136 そしてエルシャはアバンと出会う
「神官が塔を目指している、ですか?」
アバンが首を傾げた。神官がミノンに来ることは珍しくない。図書館に用がある者もいれば、聖典の解釈について、あるいは古代語の翻訳、文法について、時には神聖魔法の機序について、専門の研究者に話を聞きに来る者もいる。が、それはあくまで客としてである。神官は研究者にはならない。お互いに別の生き物だと思っている。特に嫌ってはいないが、いや、神官の中には塔の研究者を嫌うものも多いのだが、それは置いておくとして、そもそもお互いの人生というのは交わりようのないものなのだ。ちなみにアバンは信仰に経緯があるフリすらしない上に半端に有名人でもあるため、大抵の神官に嫌われている。
「……面白そうですね」
わざわざ塔で研究したい理由を持った神官。きっと神殿でまともに祈っているような連中ではないだろう。そうアバンは考えた。勿論それは正しい推察である。
「うちで拾うことはできそうですか」
「そうおっしゃるかなと思って、一応声はかけてあります」
アバンの助手を務めるような人間もまた、少し変わっているのだろう。
◆◆◆
「神秘を体現するもの、ですか?」
応接室と言って差支えないだろう、客を迎えるための部屋で、アバンはその男と対峙していた。

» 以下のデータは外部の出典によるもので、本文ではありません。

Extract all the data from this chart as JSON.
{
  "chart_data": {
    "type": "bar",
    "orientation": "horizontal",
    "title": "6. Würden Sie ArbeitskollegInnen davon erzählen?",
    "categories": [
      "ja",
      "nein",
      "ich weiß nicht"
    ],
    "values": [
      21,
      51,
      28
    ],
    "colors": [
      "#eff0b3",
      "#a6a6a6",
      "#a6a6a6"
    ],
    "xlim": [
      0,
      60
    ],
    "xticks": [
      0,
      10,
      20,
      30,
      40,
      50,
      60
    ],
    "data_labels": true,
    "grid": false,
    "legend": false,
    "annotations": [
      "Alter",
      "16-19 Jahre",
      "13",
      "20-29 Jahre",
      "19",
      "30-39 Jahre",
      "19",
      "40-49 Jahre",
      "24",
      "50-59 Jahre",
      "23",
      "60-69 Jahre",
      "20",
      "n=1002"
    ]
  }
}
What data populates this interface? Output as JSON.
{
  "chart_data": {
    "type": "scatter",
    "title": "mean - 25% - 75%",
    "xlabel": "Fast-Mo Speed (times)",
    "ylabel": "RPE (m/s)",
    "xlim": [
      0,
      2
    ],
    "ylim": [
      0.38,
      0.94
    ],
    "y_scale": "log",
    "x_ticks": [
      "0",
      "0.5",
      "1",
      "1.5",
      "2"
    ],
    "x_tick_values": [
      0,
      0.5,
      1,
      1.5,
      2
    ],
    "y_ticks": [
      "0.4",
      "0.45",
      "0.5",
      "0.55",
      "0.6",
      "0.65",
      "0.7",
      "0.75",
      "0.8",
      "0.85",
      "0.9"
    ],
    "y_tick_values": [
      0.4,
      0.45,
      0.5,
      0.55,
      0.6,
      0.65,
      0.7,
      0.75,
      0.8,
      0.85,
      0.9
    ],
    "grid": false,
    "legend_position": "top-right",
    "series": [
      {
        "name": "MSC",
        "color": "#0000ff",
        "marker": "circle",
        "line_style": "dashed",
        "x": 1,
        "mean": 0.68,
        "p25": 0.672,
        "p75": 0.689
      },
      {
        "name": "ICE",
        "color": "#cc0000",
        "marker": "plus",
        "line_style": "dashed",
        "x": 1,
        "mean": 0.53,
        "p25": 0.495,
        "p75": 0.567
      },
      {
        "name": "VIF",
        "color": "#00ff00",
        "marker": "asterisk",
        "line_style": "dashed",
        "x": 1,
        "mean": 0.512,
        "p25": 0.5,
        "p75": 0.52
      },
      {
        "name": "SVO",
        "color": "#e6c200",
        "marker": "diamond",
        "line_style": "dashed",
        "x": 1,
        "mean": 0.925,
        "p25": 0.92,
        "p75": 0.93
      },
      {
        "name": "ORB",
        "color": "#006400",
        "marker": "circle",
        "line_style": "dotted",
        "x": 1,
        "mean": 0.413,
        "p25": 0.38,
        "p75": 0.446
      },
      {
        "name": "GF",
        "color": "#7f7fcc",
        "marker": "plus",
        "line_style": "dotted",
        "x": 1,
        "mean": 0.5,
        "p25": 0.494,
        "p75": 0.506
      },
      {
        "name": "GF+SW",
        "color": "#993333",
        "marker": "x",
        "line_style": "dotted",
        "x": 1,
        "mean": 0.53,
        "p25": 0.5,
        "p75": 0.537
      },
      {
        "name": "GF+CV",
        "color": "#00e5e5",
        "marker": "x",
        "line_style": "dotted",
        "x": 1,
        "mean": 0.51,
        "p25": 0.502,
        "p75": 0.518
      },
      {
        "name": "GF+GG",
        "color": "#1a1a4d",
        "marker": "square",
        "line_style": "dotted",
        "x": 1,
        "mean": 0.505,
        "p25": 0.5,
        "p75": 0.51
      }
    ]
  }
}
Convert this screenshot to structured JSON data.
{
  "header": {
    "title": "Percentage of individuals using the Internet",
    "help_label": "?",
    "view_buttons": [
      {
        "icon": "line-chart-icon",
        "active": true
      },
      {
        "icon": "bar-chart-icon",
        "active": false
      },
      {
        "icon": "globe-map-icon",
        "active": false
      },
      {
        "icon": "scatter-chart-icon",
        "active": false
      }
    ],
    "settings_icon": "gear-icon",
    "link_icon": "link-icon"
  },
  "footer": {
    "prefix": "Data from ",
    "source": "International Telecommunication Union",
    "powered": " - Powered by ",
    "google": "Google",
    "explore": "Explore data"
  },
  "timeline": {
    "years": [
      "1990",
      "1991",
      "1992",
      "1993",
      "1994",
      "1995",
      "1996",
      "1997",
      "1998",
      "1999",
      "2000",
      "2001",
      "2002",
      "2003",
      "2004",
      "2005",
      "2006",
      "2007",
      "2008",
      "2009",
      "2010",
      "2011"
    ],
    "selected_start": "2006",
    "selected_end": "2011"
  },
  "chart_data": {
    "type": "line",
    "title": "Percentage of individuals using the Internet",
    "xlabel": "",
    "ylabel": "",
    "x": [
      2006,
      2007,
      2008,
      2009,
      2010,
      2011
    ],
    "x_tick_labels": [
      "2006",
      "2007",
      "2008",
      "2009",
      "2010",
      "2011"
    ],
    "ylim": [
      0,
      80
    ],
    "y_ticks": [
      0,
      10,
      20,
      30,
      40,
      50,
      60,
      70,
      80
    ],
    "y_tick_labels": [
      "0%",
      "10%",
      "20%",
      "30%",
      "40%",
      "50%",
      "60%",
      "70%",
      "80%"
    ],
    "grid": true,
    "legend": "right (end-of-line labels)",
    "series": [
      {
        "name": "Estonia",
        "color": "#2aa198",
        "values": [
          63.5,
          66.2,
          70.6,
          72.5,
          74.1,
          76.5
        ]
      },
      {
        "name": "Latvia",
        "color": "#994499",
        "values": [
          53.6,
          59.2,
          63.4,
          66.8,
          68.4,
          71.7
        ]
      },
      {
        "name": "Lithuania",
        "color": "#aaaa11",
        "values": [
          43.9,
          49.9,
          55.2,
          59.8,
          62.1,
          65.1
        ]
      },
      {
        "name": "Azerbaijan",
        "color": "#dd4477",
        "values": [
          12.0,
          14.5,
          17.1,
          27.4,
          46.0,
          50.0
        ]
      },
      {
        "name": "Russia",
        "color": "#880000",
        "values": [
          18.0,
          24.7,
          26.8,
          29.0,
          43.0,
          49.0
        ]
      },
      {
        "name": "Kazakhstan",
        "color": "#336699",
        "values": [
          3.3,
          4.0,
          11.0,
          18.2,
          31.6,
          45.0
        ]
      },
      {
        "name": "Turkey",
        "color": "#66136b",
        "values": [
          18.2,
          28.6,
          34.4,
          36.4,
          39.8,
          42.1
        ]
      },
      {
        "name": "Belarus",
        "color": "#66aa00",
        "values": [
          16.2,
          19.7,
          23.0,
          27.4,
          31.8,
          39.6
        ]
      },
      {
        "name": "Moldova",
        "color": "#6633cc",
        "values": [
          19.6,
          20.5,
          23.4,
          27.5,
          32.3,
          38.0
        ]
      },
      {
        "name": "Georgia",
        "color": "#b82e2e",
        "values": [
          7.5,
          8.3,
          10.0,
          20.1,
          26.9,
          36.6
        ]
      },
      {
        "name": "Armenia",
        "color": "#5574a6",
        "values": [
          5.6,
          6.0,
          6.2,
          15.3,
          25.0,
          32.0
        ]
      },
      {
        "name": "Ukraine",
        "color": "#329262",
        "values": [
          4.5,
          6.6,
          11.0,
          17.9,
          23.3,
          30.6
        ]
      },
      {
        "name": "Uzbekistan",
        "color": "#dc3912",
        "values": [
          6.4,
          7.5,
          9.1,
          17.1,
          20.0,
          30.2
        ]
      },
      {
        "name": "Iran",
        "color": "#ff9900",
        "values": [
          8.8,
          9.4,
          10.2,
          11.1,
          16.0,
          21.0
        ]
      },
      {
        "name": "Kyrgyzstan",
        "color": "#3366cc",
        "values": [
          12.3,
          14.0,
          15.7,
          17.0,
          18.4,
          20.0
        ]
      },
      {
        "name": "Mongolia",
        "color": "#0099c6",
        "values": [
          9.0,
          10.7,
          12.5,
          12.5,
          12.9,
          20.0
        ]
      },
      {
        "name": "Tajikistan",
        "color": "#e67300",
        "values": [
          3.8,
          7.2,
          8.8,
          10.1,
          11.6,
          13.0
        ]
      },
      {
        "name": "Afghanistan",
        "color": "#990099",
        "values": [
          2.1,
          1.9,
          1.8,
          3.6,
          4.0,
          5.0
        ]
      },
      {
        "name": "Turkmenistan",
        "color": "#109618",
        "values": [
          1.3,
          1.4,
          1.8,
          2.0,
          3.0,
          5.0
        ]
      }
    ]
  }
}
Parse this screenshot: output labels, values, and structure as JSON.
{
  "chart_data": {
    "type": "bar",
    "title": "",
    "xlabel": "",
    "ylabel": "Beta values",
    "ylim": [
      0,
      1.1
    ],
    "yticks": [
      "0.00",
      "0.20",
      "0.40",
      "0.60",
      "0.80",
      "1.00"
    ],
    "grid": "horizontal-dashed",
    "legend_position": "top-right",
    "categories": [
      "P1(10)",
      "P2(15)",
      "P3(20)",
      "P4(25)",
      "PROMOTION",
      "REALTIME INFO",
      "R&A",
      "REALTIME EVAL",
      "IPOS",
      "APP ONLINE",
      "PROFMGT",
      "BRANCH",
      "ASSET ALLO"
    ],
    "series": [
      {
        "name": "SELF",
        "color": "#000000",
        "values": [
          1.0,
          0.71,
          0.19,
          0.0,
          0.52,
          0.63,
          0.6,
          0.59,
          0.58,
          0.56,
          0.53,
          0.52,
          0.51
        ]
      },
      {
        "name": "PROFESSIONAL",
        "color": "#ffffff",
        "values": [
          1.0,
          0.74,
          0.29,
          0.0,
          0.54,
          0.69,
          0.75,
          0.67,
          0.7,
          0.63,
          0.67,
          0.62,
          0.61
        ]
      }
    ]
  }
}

「神官なのですよね? こう言うと失礼に当たるかもしれませんが……神殿の方はあまり塔に興味を持たれないのかと」
「ええ、ええ。あの愚物どもは神の奇跡を理解せず、大昔に書かれた聖典を頼りにただ眺めて喜んでいるのですよ」
「あなたは、その。神の奇跡の理解を望む、と?」
アバンの手がぴくりと動いた。
「あなたがた塔の住人は、世界のすべてを明らかにしたいのだと聞きました。我々も神の作りたもうたこの世界を、明らかにしたい。そしてその御業を再現したい」
エルシャは少し腰を浮かしながらさらに続けた。
「神は世界も、神の奇跡も、その仕組みを明らかにすることを禁じたりしていないのですよ。人が勝手にそれを恐れ、敬い、知ることから遠ざかる。我々からしたらそれこそが冒涜なのです」
「なるほど、故に、神秘を体現するもの」
出発点は違えど目指す者は同じ。アバンはそう捉えた。自分たち錬金術師はそこに神を見出さない。彼ら神官は神ありきで物事を捉える。しかしどちらも突き詰めれば、あるいは行きすぎれは、世界の成り立ちを詳らかにし、その知見を以て新たな技術を確立したい、そういう欲求にたどり着くのだろう。少なくともアバンはそう結論付けた。勿論それは目の前の男にのみ適用される理解だったのだが。神秘を体現するものの中にあってさえ、エルシャは異端であった。が、アバンにはそれを知るすべはない。